How should I be reacting cuz right now I'm seriously depressed n alone
Well, if you were in my neck of the woods, I'd extend an invitation to my circle of friends' "get ripped plan" - we get together to work out in the evenings on certain days of the week (being the military guy, I tend to be the lead/coach on this) and kind of spend the entirety of Sunday afternoon together with a group dinner (sometimes we eat out, other times we all bring stuff) followed up by a D&D game we have going (because we are nerds, after all).
Something like that wouldn't be a bad idea to try and set up with close friends you have, especially if you can find an environment that is friendly to your kid.
You may be wanting a female half - but sometimes that desire can be destructive to the end-goal, particularly if you come off as depressed/needy.
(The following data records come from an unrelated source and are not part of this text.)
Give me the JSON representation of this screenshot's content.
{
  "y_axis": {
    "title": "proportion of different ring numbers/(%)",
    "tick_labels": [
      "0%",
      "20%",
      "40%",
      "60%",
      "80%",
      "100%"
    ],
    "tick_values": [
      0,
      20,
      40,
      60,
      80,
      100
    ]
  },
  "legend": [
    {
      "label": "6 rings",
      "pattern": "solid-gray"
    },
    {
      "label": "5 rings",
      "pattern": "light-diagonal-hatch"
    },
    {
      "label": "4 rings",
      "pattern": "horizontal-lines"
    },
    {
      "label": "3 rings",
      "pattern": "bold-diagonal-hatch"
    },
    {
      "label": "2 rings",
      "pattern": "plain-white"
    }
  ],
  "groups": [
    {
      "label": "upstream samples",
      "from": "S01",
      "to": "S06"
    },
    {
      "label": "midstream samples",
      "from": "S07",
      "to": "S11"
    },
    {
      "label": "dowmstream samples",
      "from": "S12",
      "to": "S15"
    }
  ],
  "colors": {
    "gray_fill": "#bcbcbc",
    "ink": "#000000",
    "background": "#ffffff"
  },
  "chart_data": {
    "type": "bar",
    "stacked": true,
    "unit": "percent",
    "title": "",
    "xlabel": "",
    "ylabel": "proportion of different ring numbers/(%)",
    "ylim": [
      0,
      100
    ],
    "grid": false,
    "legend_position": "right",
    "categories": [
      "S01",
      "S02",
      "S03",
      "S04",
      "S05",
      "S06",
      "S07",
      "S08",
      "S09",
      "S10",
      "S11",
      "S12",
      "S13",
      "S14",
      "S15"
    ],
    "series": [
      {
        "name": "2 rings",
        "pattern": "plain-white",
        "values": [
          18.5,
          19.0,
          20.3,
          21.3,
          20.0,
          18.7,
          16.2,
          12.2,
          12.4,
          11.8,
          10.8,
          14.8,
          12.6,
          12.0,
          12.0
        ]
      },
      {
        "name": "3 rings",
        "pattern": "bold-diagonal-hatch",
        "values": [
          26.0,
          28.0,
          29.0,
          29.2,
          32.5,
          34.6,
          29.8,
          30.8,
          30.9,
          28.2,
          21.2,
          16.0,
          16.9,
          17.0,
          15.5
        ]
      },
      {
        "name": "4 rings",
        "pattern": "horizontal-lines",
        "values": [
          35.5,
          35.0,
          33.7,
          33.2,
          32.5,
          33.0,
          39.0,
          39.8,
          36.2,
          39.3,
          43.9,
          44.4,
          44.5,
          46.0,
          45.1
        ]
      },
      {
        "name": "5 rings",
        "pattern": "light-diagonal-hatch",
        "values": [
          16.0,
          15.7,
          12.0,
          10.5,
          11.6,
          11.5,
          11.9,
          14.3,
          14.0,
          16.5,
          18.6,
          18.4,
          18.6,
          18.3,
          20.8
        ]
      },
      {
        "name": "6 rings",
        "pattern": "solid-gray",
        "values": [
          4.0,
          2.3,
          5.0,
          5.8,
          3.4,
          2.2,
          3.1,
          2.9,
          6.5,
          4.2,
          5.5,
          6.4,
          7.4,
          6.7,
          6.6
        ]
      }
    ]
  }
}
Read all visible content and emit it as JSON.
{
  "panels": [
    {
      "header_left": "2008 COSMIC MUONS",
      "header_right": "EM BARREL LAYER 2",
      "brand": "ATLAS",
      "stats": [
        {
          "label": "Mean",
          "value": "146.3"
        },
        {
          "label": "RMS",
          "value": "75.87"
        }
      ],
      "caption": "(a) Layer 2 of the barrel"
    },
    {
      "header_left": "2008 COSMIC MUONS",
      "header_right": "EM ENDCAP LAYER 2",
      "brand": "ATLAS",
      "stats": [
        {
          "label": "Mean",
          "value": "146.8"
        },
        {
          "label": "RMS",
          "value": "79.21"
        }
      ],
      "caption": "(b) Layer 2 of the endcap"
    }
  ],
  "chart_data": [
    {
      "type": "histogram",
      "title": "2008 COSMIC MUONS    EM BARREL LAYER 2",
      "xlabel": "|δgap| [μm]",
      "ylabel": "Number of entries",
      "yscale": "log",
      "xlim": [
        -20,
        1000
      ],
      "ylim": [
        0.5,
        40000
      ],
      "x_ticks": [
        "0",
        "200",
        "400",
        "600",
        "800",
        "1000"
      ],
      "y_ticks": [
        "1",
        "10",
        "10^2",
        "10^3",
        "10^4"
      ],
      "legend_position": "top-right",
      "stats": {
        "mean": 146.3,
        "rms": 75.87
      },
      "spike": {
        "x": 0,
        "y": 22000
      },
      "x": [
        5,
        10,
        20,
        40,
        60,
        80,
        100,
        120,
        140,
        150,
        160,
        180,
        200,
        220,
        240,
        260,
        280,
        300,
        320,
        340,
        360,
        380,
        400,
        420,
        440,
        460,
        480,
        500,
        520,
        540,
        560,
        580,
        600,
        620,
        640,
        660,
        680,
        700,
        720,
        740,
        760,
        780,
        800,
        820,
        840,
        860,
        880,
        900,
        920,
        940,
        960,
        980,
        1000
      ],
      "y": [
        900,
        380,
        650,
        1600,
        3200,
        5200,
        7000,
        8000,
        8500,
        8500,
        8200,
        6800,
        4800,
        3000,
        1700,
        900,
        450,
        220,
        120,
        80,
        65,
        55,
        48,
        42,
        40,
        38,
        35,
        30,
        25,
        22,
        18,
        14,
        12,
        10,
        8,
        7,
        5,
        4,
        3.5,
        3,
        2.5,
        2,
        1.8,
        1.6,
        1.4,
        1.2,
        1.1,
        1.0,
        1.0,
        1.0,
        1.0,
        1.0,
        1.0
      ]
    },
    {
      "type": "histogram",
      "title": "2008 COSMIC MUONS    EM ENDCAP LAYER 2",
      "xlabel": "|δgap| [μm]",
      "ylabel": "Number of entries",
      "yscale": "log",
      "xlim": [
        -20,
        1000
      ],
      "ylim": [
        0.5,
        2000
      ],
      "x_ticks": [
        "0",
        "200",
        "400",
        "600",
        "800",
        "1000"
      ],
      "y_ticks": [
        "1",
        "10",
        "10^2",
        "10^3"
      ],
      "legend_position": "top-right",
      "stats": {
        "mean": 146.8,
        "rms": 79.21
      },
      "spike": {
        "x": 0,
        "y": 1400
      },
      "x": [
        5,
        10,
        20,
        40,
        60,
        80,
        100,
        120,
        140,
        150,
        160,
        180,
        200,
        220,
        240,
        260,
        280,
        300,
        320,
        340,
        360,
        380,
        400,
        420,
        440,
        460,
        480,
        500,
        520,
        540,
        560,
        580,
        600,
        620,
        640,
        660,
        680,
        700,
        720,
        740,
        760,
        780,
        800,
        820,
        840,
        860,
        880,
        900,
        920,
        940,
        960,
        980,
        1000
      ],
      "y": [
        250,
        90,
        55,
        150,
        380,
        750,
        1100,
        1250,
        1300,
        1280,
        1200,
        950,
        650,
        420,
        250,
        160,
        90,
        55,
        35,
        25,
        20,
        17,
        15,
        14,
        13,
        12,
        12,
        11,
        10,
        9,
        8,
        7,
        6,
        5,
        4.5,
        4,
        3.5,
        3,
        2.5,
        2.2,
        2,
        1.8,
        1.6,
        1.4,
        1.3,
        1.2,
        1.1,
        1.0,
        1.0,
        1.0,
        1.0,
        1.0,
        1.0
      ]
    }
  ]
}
Try to build up as healthy of a lifestyle as you can on your own and with the support of friends, that way you're not craving support (which is hard to find someone who is going to willingly come into your life and provide support with honestly good intentions).
One of the key things to keep in mind when it comes to relationships is that both people have to be capable of contributing to the relationship. Which may be kind of what's going on here... the girl coming into the relationship needs to feel like there is something for her there. She doesn't necessarily want to come in and play mommy to someone else's kid while propping up a guy. That's just the reality of it. She has to feel like there is a future for her to achieve some of her own goals within that relationship (which may very well be to have kids of her own - which is complicated by the one you currently have).
The best thing for you to do is to try and find or build up a group that can help support you without it being dependent upon a marital relationship.